Alegação CH542:
All existing kinds of plants could have survived Noah's Flood.Fonte:
Woodmorappe, John, 1996. Noah's Ark: A Feasibility Study. Santee, CA: Instituto para Pesquisa Criacionista, pp. 153-162.
Resposta:
- Não todas as plantas poderiam sobreviver ao Dilúvio por algumas das seguintes razões:
- Muitas plantas (sementes e todas) seriam mortas se ficassem submersas por vários meses em água, especialmente água salgada.
- Algumas plantas não produzem sementes; teriam sido mortas quando o Dilúvio as arrancasse das raízes ou as cobrisse.
- Não todas as sementes poderiam sobreviver a um ano antes de germinar (Benzing 1990; Densmore e Zasada 1983; Garwood 1989).
- O Dilúvio foi uma catástrofe ecológica. Os criacionistas atribuem-lhe a erosão e o redesedimentação de sedimentos com várias milhas de espessura, o levantamento de montanhas, a escavação de imensos cânions e até mesmo o reposicionamento de continentes. Isso por si só condenaria muitas plantas à extinção, mesmo que elas ou suas sementes sobrevivessem ao Dilúvio, por algumas das seguintes razões:
- A maioria das sementes do mundo teria sido enterrada sob vários pés — até mesmo milhas — de sedimento. Isso impediria que elas brotassem.

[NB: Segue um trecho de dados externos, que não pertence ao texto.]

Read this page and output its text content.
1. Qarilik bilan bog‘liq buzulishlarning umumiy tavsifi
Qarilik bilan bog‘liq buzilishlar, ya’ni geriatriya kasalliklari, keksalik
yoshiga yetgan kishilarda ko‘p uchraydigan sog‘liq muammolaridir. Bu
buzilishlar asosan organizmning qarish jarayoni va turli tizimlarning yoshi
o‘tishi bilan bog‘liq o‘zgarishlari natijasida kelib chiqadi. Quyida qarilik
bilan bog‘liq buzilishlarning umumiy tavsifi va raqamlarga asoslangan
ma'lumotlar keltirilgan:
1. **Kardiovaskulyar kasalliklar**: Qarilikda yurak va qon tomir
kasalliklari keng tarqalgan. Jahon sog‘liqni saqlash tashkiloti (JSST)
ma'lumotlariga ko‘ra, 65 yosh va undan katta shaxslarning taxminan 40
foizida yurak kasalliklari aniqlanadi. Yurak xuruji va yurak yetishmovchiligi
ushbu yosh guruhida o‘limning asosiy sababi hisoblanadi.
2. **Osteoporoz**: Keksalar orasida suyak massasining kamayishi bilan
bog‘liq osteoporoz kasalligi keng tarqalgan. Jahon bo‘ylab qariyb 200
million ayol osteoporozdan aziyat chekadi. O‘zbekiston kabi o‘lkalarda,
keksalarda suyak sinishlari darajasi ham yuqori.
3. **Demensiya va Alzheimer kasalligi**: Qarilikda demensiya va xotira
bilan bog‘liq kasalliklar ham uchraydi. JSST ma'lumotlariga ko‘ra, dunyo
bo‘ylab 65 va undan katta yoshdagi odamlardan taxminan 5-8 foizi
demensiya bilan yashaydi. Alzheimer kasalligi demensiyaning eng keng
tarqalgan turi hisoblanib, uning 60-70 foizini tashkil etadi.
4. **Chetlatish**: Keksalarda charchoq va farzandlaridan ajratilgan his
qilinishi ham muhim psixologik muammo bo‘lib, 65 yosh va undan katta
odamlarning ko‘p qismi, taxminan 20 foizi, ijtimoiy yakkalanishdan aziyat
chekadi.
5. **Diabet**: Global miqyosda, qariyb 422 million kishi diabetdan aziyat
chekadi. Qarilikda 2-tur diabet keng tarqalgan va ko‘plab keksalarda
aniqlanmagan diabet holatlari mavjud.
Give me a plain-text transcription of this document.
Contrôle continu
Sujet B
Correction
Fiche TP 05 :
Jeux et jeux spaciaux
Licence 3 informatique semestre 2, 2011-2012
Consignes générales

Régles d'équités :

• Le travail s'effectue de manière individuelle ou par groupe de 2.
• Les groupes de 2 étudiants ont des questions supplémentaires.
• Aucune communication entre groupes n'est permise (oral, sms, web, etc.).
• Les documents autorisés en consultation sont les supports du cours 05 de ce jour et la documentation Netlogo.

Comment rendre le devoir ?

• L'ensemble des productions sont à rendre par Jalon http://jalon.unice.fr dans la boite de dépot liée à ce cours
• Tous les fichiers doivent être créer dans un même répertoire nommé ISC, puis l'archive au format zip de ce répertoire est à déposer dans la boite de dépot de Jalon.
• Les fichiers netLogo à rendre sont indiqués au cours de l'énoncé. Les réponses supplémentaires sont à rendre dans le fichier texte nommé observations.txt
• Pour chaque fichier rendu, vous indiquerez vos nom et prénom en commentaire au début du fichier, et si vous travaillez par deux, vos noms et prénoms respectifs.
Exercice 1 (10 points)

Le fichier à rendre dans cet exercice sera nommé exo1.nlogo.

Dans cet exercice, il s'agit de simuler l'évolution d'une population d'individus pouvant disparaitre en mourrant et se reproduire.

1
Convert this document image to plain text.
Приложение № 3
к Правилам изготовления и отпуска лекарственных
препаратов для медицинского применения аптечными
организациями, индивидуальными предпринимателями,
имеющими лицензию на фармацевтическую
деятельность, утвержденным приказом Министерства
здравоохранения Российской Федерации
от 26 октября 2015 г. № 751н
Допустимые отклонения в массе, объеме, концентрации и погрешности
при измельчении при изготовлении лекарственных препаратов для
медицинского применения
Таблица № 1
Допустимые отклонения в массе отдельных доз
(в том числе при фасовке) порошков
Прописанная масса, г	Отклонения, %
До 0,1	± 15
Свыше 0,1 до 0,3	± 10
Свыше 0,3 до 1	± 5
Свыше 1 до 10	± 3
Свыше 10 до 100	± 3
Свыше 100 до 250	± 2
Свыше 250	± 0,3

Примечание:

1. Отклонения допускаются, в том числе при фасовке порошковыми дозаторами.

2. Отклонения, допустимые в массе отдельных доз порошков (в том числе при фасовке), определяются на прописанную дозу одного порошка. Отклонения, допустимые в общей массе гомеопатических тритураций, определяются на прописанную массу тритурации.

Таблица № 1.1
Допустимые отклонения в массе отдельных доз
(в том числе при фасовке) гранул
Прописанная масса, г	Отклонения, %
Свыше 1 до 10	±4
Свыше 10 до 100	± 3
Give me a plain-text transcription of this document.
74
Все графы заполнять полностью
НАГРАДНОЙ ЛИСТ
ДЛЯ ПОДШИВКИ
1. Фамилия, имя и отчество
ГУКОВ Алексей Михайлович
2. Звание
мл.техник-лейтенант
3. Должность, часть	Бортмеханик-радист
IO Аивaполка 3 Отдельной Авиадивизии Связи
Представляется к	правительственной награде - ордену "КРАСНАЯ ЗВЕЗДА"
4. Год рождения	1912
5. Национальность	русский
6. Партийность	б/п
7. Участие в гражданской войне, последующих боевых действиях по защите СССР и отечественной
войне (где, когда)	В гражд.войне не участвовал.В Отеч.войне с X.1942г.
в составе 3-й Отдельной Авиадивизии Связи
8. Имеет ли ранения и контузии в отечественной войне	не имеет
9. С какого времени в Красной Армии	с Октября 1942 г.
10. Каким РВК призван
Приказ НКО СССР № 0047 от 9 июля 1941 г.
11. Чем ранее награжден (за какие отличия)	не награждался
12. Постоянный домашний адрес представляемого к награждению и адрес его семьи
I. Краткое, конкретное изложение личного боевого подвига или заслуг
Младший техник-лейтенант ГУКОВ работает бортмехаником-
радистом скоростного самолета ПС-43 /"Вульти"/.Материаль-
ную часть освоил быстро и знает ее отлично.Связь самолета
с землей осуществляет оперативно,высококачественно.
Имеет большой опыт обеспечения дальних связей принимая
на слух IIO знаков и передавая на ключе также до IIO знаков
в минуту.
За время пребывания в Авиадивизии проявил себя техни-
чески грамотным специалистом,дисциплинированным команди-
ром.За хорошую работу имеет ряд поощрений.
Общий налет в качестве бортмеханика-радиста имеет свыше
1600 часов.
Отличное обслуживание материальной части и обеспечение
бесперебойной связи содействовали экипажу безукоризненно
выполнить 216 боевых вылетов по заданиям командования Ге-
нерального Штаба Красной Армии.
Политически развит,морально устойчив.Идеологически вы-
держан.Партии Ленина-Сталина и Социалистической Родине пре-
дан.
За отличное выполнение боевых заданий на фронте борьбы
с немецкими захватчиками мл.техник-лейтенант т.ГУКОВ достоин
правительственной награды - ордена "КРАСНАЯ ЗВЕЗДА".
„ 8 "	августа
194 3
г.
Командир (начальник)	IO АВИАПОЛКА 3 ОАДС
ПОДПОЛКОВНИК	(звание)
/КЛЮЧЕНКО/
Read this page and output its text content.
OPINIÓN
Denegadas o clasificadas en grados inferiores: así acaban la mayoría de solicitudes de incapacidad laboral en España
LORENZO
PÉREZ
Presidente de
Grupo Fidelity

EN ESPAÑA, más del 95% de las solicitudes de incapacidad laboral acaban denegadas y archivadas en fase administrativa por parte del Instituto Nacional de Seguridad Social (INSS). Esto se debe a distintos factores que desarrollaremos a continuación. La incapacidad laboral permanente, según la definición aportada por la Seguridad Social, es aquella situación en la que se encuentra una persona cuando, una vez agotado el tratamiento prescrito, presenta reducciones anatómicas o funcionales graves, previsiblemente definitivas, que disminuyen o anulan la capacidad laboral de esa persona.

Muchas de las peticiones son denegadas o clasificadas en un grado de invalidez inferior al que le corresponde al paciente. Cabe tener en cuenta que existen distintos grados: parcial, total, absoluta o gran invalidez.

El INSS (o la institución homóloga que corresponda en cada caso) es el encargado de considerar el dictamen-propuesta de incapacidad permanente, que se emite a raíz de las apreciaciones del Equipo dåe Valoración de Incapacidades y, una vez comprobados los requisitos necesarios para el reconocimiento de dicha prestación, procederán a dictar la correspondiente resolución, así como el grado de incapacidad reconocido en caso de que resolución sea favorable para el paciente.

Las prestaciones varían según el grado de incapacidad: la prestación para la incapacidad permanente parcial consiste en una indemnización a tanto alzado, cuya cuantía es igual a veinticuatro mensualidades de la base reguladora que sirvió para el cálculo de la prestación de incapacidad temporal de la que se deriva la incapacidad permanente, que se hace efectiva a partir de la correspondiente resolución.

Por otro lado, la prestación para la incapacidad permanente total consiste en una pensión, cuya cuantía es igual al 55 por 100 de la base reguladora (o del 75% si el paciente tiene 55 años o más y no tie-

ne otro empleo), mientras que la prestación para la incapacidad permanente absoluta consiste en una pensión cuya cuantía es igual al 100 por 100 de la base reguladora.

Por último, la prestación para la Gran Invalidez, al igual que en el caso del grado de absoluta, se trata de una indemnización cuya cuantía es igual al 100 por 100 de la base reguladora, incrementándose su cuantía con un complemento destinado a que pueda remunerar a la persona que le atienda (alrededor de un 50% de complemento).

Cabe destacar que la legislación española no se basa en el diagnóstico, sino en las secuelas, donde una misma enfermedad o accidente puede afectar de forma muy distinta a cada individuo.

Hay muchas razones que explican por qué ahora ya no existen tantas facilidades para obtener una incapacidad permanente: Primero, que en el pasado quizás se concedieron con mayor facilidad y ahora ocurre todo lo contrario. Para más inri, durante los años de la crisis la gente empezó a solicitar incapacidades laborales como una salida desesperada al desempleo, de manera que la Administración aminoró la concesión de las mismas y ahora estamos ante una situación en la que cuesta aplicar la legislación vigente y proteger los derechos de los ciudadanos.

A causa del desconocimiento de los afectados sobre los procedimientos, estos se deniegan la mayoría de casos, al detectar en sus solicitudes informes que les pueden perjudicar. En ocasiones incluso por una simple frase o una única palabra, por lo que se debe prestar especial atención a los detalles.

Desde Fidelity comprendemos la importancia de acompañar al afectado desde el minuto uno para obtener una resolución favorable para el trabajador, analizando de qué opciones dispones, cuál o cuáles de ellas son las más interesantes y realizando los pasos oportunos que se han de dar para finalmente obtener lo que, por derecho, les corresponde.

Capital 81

- Muitas plantas exigem condições de solo específicas para crescer. O Dilúvio teria erodido toda a camada superficial do solo, que fornece as condições ótimas para a maioria das plantas.
- Algumas sementes só germinam após serem expostas ao fogo. Após o Dilúvio, não havia nada para queimar.
- A maioria das plantas com flores é polinizada por insetos, mas os únicos insetos presentes após o Dilúvio teriam sido aqueles que Noé carregou a bordo da arca. As sementes sobreviventes teriam tido que encontrar as condições adequadas de tipo de solo e profundidade de enterramento em uma pequena área ao redor de onde a arca pousou.
- As plantas vivem não como indivíduos, mas como comunidades. Se você derrubar as sequoias, mata não apenas as sequoias, mas também dezenas de outras plantas que dependem da estrutura da comunidade. Após o Dilúvio, não haveria comunidades ecológicas, apenas terra despida. Qualquer planta que dependa de uma comunidade madura (por sombra, abrigo, umidade ou suporte, por exemplo) não poderia sobreviver até que tal comunidade amadurecesse, o que geralmente leva anos a décadas.
Woodmorappe (ao longo de seu livro, não apenas no que diz respeito às plantas) cometeu dois erros fundamentais:- Ele observou que "muitas" poderiam sobreviver às condições do dilúvio, ignorando o número significativo que não poderiam, mas que estão vivas de qualquer maneira.
- Ele assumiu que plantas e animais poderiam viver em isolamento, ignorando que a vida vive em ecossistemas e depende deles. Simplesmente preservar plantas e animais mantê-los vivos por um tempo muito curto. Noé teria tido que reconstruir muitas ecologias inteiras para manter a vida que vemos hoje.
- A evolução prevê a distribuição geográfica das espécies de plantas que observamos, com muitas espécies ocorrendo em um continente e não em outros. A geologia do dilúvio prevê que esse padrão não ocorreria. A teoria do dilúvio falha.
Referências:
- Benzing, D. H., 1990. Epífitas Vasculares. Cambridge: Cambridge University Press.
- Densmore, R. e J. Zasada, 1983. Padrões de dispersão de sementes e dormência em salgueiros do norte: significado ecológico e evolutivo. Canadian Journal of Botany 61: 3207-3216.
- Garwood, N. C., 1989. Bancos de sementes do solo tropical: uma revisão. pp. 149-209 Em: Leck, M. A., V. T. Parker, e R. L. Simpson (eds.), Ecologia dos Bancos de Sementes do Solo, San Diego: Academic Press.